Based on the competing endogenous RNA theory, target mRNAs of AC007785.3 (miR-3174 and miR-605) were found. Functional enrichment analysis of the target mRNAs showed that the genes clustered mainly in the plasma and play roles mainly through transcription processes. For pathway analyses, genes were associated mainly with cancer pathways and work through the calcium signaling pathway, MAPK signaling pathway, cGMP-PKG signaling pathway, and focal adhesion. Among them, the MAPK and cGMP-PKG signaling pathways were identified as being active in both the early and advanced stages of tumorigenesis, survival, promoting tumor proliferation, and metastasis in various human tumors (29). Inhibiting these pathways is considered a primary goal for clinics that provide new target therapy directions for GC.

AC007785.3, AC079385.3, and LINC01729 are not well studied, not to mention in GC. However, this offers a new direction for treatment research of GC. As we discovered, the possible target miRNAs of AC007785.3 that were upregulated were miR-7 and miR-203b, and that were downregulated were miR-133a and miR-203a. Through differential expression analysis, AC007785.3 was shown to be upregulated in GC tissues. Considering the ceRNA theory, miR-133a and miR-203a deserve more attention. Current research has found that miR-133a could inhibit the proliferation of GC cells through targeting the expression of ERBB2, FOXP3, IGF1R, and presenilin 1 and blocking autophagy-mediated glutaminolysis (3034). miR-203a was identified as a tumor suppressor by targeting IGFIR and E2F in GC (35). Therefore, AC007785.3 might act as a ceRNA in GC.

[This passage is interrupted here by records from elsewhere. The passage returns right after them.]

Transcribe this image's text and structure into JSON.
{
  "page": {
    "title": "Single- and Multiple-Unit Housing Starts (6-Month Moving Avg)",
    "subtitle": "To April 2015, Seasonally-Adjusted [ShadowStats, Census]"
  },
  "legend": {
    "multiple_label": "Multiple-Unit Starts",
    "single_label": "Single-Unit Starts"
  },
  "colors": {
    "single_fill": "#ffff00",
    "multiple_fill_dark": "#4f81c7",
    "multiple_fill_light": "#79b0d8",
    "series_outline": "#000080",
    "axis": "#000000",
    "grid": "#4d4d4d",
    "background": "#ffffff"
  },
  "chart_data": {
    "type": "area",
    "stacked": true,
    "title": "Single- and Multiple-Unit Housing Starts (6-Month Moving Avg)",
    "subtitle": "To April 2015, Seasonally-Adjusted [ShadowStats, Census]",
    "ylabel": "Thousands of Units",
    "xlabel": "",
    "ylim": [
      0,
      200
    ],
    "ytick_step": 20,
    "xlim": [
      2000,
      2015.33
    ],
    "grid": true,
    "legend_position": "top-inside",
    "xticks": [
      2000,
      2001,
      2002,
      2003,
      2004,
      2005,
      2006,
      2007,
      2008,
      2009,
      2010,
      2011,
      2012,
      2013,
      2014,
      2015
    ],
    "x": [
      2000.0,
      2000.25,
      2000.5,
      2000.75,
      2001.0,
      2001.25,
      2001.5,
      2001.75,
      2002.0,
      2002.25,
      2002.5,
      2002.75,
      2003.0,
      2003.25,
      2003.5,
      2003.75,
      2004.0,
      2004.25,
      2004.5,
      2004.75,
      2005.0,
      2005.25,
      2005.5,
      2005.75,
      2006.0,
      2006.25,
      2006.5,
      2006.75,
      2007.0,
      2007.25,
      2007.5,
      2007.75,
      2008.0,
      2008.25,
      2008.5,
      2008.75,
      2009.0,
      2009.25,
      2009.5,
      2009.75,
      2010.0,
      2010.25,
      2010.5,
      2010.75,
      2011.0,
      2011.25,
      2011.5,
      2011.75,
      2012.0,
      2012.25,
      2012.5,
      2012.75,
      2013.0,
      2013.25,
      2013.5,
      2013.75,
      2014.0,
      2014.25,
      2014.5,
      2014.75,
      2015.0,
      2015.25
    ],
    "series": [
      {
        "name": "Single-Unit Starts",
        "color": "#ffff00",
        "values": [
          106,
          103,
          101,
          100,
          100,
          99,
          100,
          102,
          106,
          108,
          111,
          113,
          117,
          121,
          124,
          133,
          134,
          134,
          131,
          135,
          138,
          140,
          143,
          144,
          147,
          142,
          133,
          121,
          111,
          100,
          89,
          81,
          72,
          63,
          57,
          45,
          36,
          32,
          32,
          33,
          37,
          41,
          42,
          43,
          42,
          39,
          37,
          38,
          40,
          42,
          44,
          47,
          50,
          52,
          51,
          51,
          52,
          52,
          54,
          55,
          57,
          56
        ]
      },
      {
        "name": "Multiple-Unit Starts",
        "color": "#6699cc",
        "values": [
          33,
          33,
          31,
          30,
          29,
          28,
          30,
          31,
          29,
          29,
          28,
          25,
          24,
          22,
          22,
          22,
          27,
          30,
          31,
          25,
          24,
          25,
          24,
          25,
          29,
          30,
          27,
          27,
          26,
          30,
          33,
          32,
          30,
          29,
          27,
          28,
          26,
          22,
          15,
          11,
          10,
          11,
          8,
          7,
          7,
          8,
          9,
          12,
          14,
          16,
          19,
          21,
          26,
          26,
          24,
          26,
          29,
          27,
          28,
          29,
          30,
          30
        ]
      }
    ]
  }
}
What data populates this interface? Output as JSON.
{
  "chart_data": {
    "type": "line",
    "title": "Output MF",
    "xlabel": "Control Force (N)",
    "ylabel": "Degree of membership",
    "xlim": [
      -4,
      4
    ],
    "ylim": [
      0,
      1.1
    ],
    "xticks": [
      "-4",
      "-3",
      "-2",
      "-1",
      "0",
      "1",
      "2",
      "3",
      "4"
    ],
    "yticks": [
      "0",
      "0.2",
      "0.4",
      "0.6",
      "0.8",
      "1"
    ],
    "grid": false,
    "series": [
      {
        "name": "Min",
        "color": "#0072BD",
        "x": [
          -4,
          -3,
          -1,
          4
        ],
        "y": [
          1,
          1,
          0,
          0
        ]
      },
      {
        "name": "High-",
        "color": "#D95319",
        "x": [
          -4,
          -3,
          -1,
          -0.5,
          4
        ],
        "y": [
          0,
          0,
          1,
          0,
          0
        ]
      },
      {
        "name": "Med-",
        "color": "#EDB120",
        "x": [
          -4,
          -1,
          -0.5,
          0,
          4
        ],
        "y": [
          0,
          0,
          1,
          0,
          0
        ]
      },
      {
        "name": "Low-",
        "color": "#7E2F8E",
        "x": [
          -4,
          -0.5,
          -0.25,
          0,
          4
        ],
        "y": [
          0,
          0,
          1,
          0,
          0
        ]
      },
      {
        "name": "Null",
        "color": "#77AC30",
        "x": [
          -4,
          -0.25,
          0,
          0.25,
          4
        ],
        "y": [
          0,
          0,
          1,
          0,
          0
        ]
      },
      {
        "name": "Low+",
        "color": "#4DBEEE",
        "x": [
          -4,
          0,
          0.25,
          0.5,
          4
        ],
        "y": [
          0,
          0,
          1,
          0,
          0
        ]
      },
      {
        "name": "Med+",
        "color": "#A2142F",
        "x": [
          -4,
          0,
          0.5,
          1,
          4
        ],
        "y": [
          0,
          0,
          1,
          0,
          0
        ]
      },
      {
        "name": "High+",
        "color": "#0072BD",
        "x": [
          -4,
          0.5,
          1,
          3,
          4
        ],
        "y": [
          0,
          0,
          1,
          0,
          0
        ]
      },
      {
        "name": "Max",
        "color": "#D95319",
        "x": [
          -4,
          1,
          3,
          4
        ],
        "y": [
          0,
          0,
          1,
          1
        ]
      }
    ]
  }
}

miR-3174 and miR-605 were also identified as prognostic factors of GC. Among them, miR-3174 was highly expressed and proved to be a protective factor in our study, which was opposite to the research results of Li et al. Li et al. discovered that miR-3174 contributed to apoptosis and autophagy cell death defects in gastric cancer cells by targeting ARHGAP10 (36). This demonstrates that miR-3174 might play different roles in targeting different mRNAs. miR-605 was proven to be downregulated in GC tissues, playing carcinogenic roles in our study, which was not completely connected with current research results (37). Further research should be conducted to identify the role of miR-605 in GC.

Moreover, we also carried out an in-depth exploration of the clinical data in gastric cancer. According to the clinical data, the AUCs of the 3-year and 5-year ROC curves were 0.75 and 0.776, respectively, and the results of the disease-free survival calibration chart over 3 years were in good agreement with the results of the ideal model. Age and pathologic stage were proven to be directly connected with the prognosis of GC in our study. miR-3174 was connected with the primary tumor condition of GC.

To sum up, the biological functions of the three identified lncRNAs and miRNAs are not fully understood or elucidated in gastric cancer. However, some molecular biomarkers can predict the 5-year survival rate of patients with gastric cancer, which may become a new prognostic indicator for predicting clinical efficacy. MAPK and cGMP-PKG signaling pathways might be new target therapy directions for GC. The roles of these genes are worthy of further study because of their close association with the prognosis, especially in gastric cancer. More studies are needed in the future to verify these findings.

5. Limitations

This study has some limitations. Firstly, the ethnic sources of the TCGA data population are mainly limited to Caucasian and Negroid people, and inference cannot be made about other ethnicities. Secondly, in vitro and in vivo studies on these biomarkers in gastric cancer cell lines and animal models, respectively, have not been conducted. Therefore, further experimental studies are needed to strengthen the understanding of the mechanisms underlying the involvement of these markers in the prognosis of gastric cancer.

Data Availability

The data used to support the findings of this study are included within the article.

Conflicts of Interest

The authors have declared that no competing interest exists.


This work was supported by the National Nature Science Foundation of China (No. 81671311, No. 81870838), the Key Research and Development Program of Liaoning Province (No. 2018225004), and the Outstanding Scientific Fund of Shengjing Hospital (No. 201708).